Provisorium in Neu-Ekels 20 Container für Krippenkinder
Die Gemeinde Südbrookmerland hat 20 Container für zwei Krippengruppen bestellt. Aufgestellt werden sollen sie in Neu-Ekels. Das hat sich die Gemeinde einiges kosten lassen.
Südbrookmerland - So schnell wie möglich will die Gemeindeverwaltung für mehr Krippen- und Kita-Plätze sorgen. Unter anderem soll ein neuer Kindergarten in Neu-Ekels entstehen. Bis der Neubau fertig ist, kann es aber noch dauern. Die größte Not soll bis dahin provisorisch angegangen werden.
Bei der ehemaligen Grundschule in Neu-Ekels soll bis zum 1. August eine Container-Krippe mit zwei Gruppen entstehen. Dafür macht die Verwaltung nun Tempo. 20 Container einer Firma aus dem Emsland wurden hierzu angemietet. 290.000 Euro soll das Ganze für zwei Jahre Mietzeit kosten. Die Trägerschaft dafür soll das Deutsche Rote Kreuz (DRK) übernehmen. Mit den 20 Containern erfülle man die Anforderung an die Unterbringung von Krippengruppen. Neben Ruhe-, Wickel-, Abstell- und Aufenthaltsräumen brauche man auch Flure und genug Platz fürs Personal, sagte Bürgermeister Thomas Erdwiens.
Neubau soll Container schnell ablösen
Man habe sich für die zusätzliche Schaffung der Krippengruppen entschieden, weil dort der Bedarf am größten sei, sagte Erdwiens. In den Neubau in Neu-Ekels sollen demnach später die beiden Krippengruppen und zusätzlich drei Kindergartengruppen einziehen, so Erdwiens.
Mit dem Container-Konzept hat die Gemeinde bereits in Moordorf gute Erfahrungen gemacht. Aber: Der Einrichtungsleiter merkte Ende Januar an, dass Reparaturen relativ lange dauerten. Die Container in Moordorf wurden von einer Firma in Hessen gestellt. Zudem hielten die Container nicht unbedingt lang. Sie sind in der Regel für eine Dauer von drei Jahren ausgelegt. In Moordorf laufe immer wieder Wasser in die Räume, hieß es im Januar.
Bau soll zwei Jahre dauern
Solche Probleme soll es in Neu-Ekels nicht geben. Man habe sich zunächst auf die Planung der Container konzentriert, nun ist der neue Kindergarten dran, sagte Erdwiens. Der Bau solle so schnell wie möglich beginnen. Das Ziel sei die Fertigstellung innerhalb von zwei Jahren.
Die Diskussion um den Kita-Neubau in Neu-Ekels gibt es inzwischen seit Jahren. Der Beschluss dazu kam bereits im Sommer 2021. Danach passierte lange Zeit nichts. Die SPD wurde an der Verwaltungsspitze von der FWG abgelöst. Vertreter der FWG waren seinerzeit gegen den Neubau gewesen. Im vergangenen Sommer gab es dann den neuen Beschluss – und wieder Streit.
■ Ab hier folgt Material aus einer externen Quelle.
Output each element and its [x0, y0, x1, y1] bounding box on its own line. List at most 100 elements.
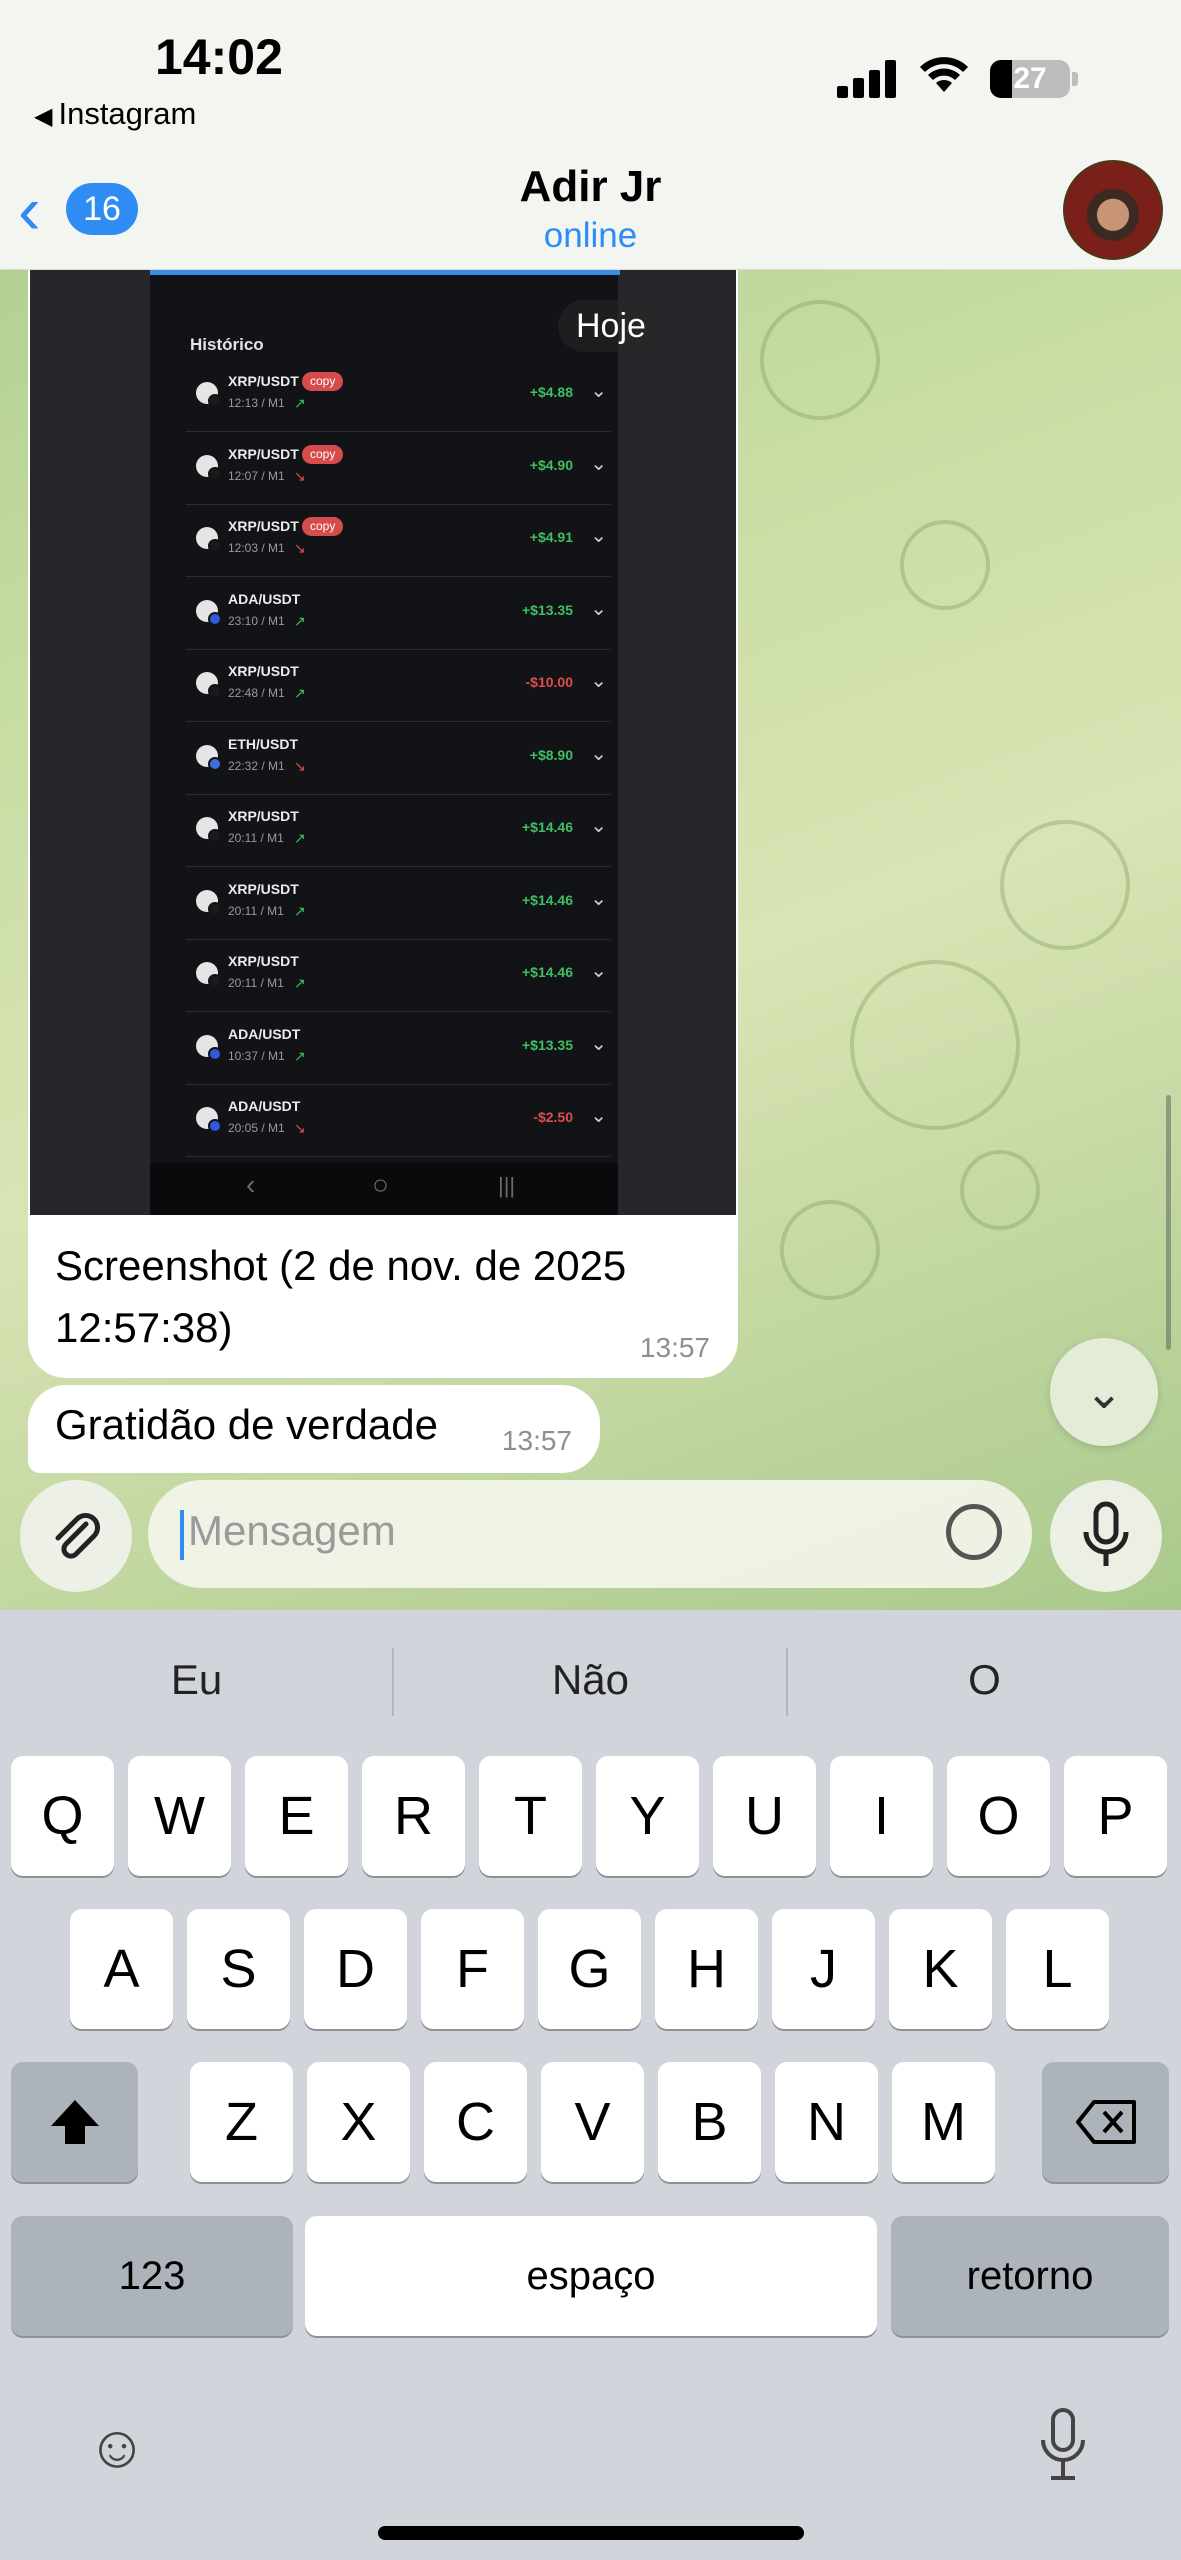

Die Mitglieder des Gemeinderates konnten sich nicht darauf einigen, ob es sich bei der Kita in Neu-Ekels nun um einen Neubau oder um einen Ersatzbau handeln soll.
Unendliche Diskussionen bis zum Beschluss
Grund dafür ist das in die Jahre gekommene Kita-Gebäude in Theene, ebenfalls in Trägerschaft des DRK. Sie wäre daraufhin geschlossen worden. Angesichts der Prognosezahlen zu den zu erwartenden Kita-Kindern brauche man die Kita nicht mehr, hieß es damals.
Nach vielen Wortbeiträgen einigte man sich schließlich auf den Neubau. Und das die Kita in Theene erst einmal geöffnet bleiben soll, solange die Anmeldezahlen stimmen. Bei Bedarf könne sie dann noch geschlossen werden.